When it gets beyond the 3 touches, don’t hesitate about ringing it up the ladder. Sometimes if claims are denied by a payer, it could indicate there is an underlying issue such as the status of the provider, a failure to update a new policy, a contract not being uploaded or a glitch in the system. Creating a culture of rewarding the right outcomes and encouraging communication when there is an issue is imperative in running an effective revenue management department.
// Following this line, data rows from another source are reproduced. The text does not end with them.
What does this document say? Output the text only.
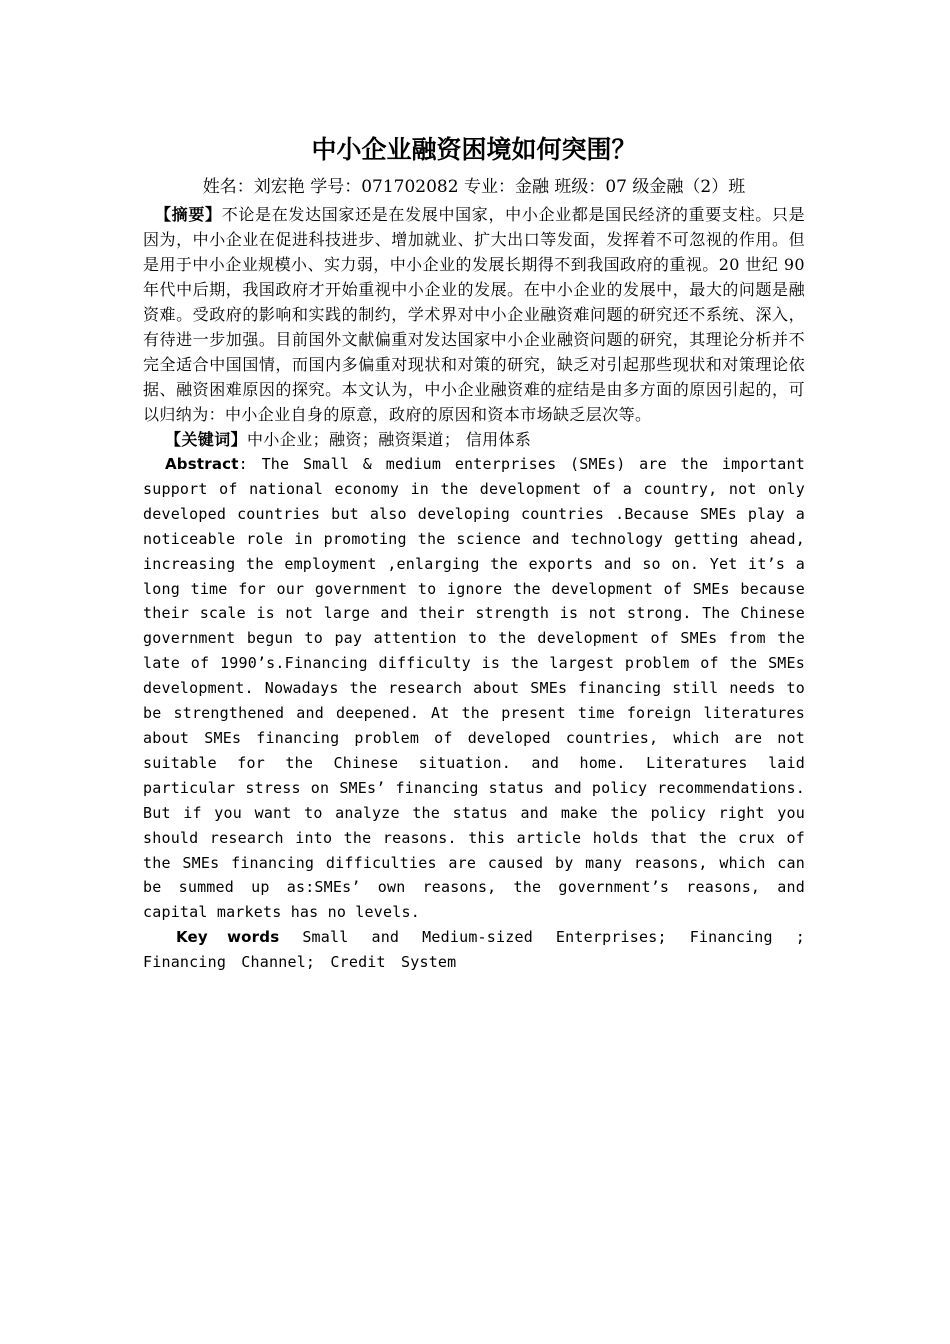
中小企业融资困境如何突围？
姓名：刘宏艳 学号：071702082 专业：金融 班级：07 级金融（2）班

【摘要】不论是在发达国家还是在发展中国家，中小企业都是国民经济的重要支柱。只是因为，中小企业在促进科技进步、增加就业、扩大出口等发面，发挥着不可忽视的作用。但是用于中小企业规模小、实力弱，中小企业的发展长期得不到我国政府的重视。20 世纪 90 年代中后期，我国政府才开始重视中小企业的发展。在中小企业的发展中，最大的问题是融资难。受政府的影响和实践的制约，学术界对中小企业融资难问题的研究还不系统、深入，有待进一步加强。目前国外文献偏重对发达国家中小企业融资问题的研究，其理论分析并不完全适合中国国情，而国内多偏重对现状和对策的研究，缺乏对引起那些现状和对策理论依据、融资困难原因的探究。本文认为，中小企业融资难的症结是由多方面的原因引起的，可以归纳为：中小企业自身的原意，政府的原因和资本市场缺乏层次等。

【关键词】中小企业；融资；融资渠道； 信用体系

Abstract: The Small & medium enterprises (SMEs) are the important support of national economy in the development of a country, not only developed countries but also developing countries .Because SMEs play a noticeable role in promoting the science and technology getting ahead, increasing the employment ,enlarging the exports and so on. Yet it’s a long time for our government to ignore the development of SMEs because their scale is not large and their strength is not strong. The Chinese government begun to pay attention to the development of SMEs from the late of 1990’s.Financing difficulty is the largest problem of the SMEs development. Nowadays the research about SMEs financing still needs to be strengthened and deepened. At the present time foreign literatures about SMEs financing problem of developed countries, which are not suitable for the Chinese situation. and home. Literatures laid particular stress on SMEs’ financing status and policy recommendations. But if you want to analyze the status and make the policy right you should research into the reasons. this article holds that the crux of the SMEs financing difficulties are caused by many reasons, which can be summed up as:SMEs’ own reasons, the government’s reasons, and capital markets has no levels.

Key words Small and Medium-sized Enterprises; Financing ; Financing Channel; Credit System
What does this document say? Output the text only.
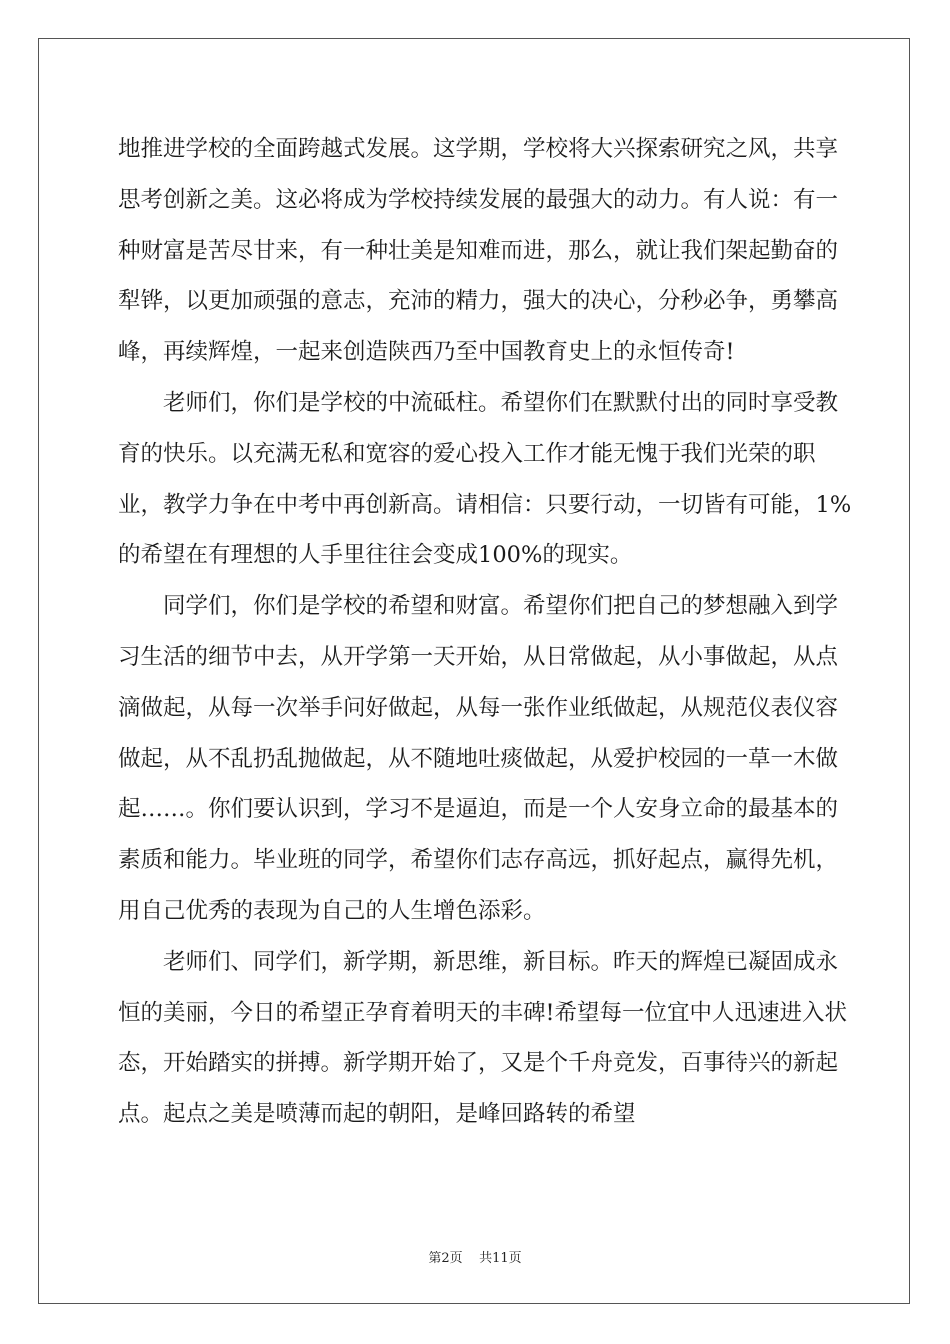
地推进学校的全面跨越式发展。这学期，学校将大兴探索研究之风，共享思考创新之美。这必将成为学校持续发展的最强大的动力。有人说：有一种财富是苦尽甘来，有一种壮美是知难而进，那么，就让我们架起勤奋的犁铧，以更加顽强的意志，充沛的精力，强大的决心，分秒必争，勇攀高峰，再续辉煌，一起来创造陕西乃至中国教育史上的永恒传奇!

老师们，你们是学校的中流砥柱。希望你们在默默付出的同时享受教育的快乐。以充满无私和宽容的爱心投入工作才能无愧于我们光荣的职业，教学力争在中考中再创新高。请相信：只要行动，一切皆有可能，1%的希望在有理想的人手里往往会变成100%的现实。

同学们，你们是学校的希望和财富。希望你们把自己的梦想融入到学习生活的细节中去，从开学第一天开始，从日常做起，从小事做起，从点滴做起，从每一次举手问好做起，从每一张作业纸做起，从规范仪表仪容做起，从不乱扔乱抛做起，从不随地吐痰做起，从爱护校园的一草一木做起……。你们要认识到，学习不是逼迫，而是一个人安身立命的最基本的素质和能力。毕业班的同学，希望你们志存高远，抓好起点，赢得先机，用自己优秀的表现为自己的人生增色添彩。

老师们、同学们，新学期，新思维，新目标。昨天的辉煌已凝固成永恒的美丽，今日的希望正孕育着明天的丰碑!希望每一位宜中人迅速进入状态，开始踏实的拼搏。新学期开始了，又是个千舟竞发，百事待兴的新起点。起点之美是喷薄而起的朝阳，是峰回路转的希望

第2页 共11页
Have a weekly meeting with your revenue management team. Usually these take about 30 minutes. To the outsider it may seem simple and common sense. However, we find this practice vital. Establishing the amount each month you are expected to bill out and collect and comparing to actual charges and collections is a quick gauge of how collections and charges are doing throughout the month. You will be able to quickly identify any issues with this simple review. Find trend in denials, issues with the payment cycle of a payer or missing charges from this simple review. It is not uncommon to find organizations where their Accounts Receivable and financials are in disarray because they have not implemented a forecast even in its simplest form.
Utilize a Waterfall analysis in estimating the amount of collections in any month. A Waterfall analysis is a report that indicates the percentage of collections contributed by each month. For example, if you are running a Waterfall analysis in June you may find 20% of the collections come from charges in that month, 35% come from charges entered in May, 20% come from charges entered in April, etc…. find this along with modifications made for specific events such as seasonal differences or temporary closure of a location provides a decent estimation of collections.
Incorporating these 3 KPIs into your analysis will help you identify issues in a timely manner and improve collections and cash flow.